Vanity Part II

Victoria Blake is impatient to continue…

For some reason, Aida was just standing there. She had gone late, empty handed, to the priest, and the smell of his house was still making its way up her nostrils. Now she was about ten paces from his door, hesitating. For some reason.

She wasn’t looking for an excuse; she was a professional excuse maker now. At first her family had been suspicious: they knew she liked to be alone, but they also knew her mortal fear of the priest. So they thought her sudden propensity toward going late was odd. At first she too thought it was odd. Somehow, though, once she realized the priest was deceivable, she was no longer afraid of him. She had thought him omniscient; now she knew he was just a man like anyone else. It was only heredity that gave him the job. Anyone can be born.
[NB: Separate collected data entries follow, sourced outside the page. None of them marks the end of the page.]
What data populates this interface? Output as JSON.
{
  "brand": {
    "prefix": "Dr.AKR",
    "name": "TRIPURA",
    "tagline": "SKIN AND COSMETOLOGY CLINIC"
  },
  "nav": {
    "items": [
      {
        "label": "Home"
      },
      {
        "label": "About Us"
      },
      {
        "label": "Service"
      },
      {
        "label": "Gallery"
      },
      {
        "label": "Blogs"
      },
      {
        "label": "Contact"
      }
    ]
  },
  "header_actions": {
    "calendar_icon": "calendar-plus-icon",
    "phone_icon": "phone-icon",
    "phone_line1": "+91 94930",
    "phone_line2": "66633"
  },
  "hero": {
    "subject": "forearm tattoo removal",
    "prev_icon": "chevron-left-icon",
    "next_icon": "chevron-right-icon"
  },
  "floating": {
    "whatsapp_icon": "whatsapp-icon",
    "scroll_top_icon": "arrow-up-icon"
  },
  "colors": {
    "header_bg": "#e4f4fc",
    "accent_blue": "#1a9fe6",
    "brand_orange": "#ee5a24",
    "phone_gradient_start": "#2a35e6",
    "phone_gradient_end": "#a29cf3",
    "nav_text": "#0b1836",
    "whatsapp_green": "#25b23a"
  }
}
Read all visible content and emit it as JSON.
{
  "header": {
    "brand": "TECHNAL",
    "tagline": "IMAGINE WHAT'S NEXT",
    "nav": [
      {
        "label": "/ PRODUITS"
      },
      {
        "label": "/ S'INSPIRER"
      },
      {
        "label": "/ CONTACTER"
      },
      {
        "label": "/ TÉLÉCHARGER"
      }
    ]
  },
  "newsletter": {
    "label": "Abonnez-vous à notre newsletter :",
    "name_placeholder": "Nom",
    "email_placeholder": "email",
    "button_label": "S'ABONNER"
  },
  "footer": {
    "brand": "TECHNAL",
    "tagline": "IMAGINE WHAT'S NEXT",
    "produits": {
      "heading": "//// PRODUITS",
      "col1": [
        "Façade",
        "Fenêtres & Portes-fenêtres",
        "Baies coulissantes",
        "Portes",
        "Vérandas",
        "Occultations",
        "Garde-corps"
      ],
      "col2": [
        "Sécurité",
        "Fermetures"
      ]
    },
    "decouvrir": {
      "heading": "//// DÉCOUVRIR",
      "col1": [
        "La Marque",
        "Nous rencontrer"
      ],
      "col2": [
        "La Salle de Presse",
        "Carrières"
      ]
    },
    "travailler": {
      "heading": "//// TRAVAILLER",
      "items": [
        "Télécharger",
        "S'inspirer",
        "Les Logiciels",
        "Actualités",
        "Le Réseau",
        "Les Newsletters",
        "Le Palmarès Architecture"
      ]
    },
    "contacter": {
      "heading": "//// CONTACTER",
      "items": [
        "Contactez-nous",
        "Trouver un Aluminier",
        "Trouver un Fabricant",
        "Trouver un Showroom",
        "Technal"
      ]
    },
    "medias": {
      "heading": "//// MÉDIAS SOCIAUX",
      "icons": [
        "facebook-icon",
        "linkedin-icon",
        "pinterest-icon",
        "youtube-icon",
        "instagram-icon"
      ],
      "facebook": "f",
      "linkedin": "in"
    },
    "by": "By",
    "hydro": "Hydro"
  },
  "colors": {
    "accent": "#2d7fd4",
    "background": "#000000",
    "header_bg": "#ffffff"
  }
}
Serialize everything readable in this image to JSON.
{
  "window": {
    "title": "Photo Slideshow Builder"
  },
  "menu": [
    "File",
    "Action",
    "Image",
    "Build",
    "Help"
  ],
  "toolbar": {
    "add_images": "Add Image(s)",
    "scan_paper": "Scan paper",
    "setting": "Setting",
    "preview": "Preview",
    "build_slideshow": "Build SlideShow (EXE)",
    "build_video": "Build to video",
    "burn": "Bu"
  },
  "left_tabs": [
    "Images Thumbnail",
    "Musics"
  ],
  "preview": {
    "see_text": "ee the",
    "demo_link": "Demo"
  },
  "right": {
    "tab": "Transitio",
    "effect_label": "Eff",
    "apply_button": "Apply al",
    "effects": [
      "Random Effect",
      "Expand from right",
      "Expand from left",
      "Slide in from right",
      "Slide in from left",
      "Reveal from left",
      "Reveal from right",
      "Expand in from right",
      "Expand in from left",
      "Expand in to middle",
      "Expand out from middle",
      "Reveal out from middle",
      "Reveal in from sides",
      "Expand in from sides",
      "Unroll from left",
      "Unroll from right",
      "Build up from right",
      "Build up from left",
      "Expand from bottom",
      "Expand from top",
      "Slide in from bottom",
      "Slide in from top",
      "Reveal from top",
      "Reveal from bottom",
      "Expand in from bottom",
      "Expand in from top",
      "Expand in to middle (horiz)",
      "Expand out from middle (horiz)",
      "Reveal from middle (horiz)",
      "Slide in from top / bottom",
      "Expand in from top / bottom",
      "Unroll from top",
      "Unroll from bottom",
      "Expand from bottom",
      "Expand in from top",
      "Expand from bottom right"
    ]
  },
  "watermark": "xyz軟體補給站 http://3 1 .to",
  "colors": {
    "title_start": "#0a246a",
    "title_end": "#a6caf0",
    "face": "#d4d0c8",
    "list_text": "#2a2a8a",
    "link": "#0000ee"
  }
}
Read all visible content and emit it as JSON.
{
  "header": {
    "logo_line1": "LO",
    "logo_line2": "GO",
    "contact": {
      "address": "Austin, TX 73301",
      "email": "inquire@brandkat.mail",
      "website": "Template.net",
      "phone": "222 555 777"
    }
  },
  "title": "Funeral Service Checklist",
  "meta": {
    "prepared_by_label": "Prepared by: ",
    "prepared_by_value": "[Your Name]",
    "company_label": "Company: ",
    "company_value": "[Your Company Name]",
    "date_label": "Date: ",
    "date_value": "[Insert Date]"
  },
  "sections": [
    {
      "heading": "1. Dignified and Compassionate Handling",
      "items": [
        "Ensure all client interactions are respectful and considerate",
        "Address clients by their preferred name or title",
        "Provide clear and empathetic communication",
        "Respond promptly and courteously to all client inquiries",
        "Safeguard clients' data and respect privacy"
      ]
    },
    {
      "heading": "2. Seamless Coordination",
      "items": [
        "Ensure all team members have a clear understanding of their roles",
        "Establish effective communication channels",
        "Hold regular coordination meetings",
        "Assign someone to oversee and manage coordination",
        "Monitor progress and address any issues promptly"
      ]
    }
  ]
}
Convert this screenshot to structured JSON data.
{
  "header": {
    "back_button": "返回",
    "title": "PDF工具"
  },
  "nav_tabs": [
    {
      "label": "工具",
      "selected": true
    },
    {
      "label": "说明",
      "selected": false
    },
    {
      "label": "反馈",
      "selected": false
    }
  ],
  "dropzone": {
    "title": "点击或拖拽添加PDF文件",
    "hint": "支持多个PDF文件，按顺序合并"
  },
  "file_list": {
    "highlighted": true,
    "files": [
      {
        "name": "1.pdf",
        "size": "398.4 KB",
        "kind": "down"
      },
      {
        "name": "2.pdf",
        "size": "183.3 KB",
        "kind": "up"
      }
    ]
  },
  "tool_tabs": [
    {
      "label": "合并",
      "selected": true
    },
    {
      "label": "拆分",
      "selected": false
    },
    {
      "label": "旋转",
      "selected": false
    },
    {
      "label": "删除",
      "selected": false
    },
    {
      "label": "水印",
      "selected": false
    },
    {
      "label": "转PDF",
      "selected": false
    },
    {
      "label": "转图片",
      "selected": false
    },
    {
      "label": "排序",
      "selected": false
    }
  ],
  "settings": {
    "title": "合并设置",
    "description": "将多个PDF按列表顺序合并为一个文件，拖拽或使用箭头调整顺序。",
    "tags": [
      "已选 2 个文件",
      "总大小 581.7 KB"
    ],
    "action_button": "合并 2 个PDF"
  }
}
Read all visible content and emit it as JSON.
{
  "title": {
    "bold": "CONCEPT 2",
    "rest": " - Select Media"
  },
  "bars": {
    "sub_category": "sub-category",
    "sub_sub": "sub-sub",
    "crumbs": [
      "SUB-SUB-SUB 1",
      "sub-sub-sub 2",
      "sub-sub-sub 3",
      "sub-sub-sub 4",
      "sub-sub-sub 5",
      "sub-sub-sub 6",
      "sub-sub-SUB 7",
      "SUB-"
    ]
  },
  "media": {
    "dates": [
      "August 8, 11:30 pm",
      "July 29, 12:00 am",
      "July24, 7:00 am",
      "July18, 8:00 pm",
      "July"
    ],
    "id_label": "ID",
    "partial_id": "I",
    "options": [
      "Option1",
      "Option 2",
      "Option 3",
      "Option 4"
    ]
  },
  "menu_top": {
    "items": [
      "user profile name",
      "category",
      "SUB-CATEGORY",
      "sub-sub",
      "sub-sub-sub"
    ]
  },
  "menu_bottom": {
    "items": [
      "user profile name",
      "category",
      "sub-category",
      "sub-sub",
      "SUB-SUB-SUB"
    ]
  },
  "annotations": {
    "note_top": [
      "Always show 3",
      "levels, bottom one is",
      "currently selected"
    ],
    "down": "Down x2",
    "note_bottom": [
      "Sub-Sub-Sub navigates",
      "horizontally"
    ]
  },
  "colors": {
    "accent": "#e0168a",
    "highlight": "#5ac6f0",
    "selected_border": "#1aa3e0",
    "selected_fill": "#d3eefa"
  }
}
Aida was still scared of the woods at night, but she was also still scared of being found out. So she continued dumping her threads in the brook. She never intended to be in open rebellion. She just wanted to perform a private experiment. So sometimes she brought her threads as usual. Besides, she thought, surely hypocrisy is most loathsome to the gods of all.

“Uh. Hello!”

Aida whirled around to face the voice, but whirling around seemed awfully suspicious, so she tried to make it seem natural by hopping a little into the air. It didn’t.

He ignored her weird behavior. “What do you do with the extras?” He looked at her with a half-witted sort of look on his face.

Aida’s breath stopped. He couldn’t possibly mean what she thought he meant. Extra whats?” She asked.

He blinked. “Extra threads.”

Aida felt the guilt crawling up her face. “I—I don’t always have any. I, uh, didn’t have any tonight.” She paused to regain control. “Besides. How do you know?”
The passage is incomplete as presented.